In part, the groups contend the fast-track interconnection processes give the reviewed projects an unfair advantage compared to projects in the grid operators’ standard interconnection queues. Also, the processes will improperly add to residential ratepayer costs, they say.
Clean Wisconsin, the Natural Resources Defense Council and the Sierra Club sued over FERC’s MISO decision and the Sierra Club sued over the SPP decision. The suits were filed in the U.S. Court of Appeals for the District of Columbia Circuit.
“FERC’s approval of SPP and MISO’s line-cutting proposals will only add to the disruption that has prevented hundreds of gigawatts of clean energy from coming online to serve projected resource needs,” Greg Wannier, a senior attorney with the Sierra Club, said in a statement. “The result will be higher monthly bills for tens of millions of people by locking in new gas-burning power plants ahead of cheaper, shovel-ready clean energy projects.”
Generally, state utility regulators supported the one-time MISO and SPP proposals, which aim to quickly add generating resources to the grid in the face of tightening power supply conditions. They were opposed by renewable energy companies and public interest groups which argued, in part, that they violated FERC’s principle of providing nondiscriminatory access to the grid.

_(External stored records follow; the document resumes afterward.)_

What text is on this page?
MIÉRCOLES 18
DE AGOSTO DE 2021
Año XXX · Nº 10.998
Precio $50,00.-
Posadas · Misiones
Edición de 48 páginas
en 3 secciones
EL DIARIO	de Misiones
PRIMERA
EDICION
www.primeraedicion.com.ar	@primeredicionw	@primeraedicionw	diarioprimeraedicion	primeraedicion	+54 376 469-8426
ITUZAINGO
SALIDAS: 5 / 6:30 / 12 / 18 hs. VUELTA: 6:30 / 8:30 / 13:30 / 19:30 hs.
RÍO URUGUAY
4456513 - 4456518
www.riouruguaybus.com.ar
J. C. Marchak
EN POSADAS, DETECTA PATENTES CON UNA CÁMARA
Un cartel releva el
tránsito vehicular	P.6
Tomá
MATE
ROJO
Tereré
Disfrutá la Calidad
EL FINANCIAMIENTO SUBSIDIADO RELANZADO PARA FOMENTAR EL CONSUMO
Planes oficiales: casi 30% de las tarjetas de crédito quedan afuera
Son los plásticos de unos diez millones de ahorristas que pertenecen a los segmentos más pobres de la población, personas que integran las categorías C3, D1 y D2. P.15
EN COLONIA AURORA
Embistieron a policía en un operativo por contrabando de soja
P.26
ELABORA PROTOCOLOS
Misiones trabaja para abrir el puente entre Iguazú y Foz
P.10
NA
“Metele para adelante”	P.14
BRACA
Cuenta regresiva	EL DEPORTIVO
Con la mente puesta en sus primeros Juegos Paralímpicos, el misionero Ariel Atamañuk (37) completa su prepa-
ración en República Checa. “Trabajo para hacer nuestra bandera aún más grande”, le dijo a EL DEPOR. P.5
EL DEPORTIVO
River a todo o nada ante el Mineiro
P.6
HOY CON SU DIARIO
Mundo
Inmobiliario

In its July 21 decisions on MISO’s Expedited Resource Addition Study process and SPP’s Expedited Resource Adequacy Study process, FERC rejected arguments that the plans violated the agency’s open access principles and that they discriminated against certain types of resources.
The approved processes will allow planned resources that meet eligibility criteria to sidestep MISO’s and SPP’s standard interconnection queue reviews.
Under MISO’s ERAS program, the grid operator will study in quarterly cycles up to a total of 68 interconnection requests or until May 10, 2027, the application deadline for its last cycle study.
So far, MISO has accepted 47 applications into the ERAS queue and is considering five just-filed applications, according to the grid operator. At 20.3 GW, gas-fired projects accounted for 75% of the 26.9-GW ERAS queue as of Nov. 6. Battery storage projects in the queue total almost 4 GW, followed by solar at 1 GW, wind at 980 MW and nuclear at 675 MW.
SPP has 36 projects totaling 13.3 GW in its ERAS queue, including about 9.6 GW of thermal generation, according to the grid operator. Nearly all the planned capacity is in SPP’s Central, Southern and Southwestern regions.
MISO runs the grid and wholesale power markets in 15 states from Louisiana to Minnesota, as well as in Manitoba, while SPP operates in 14 states from eastern New Mexico to parts of Montana.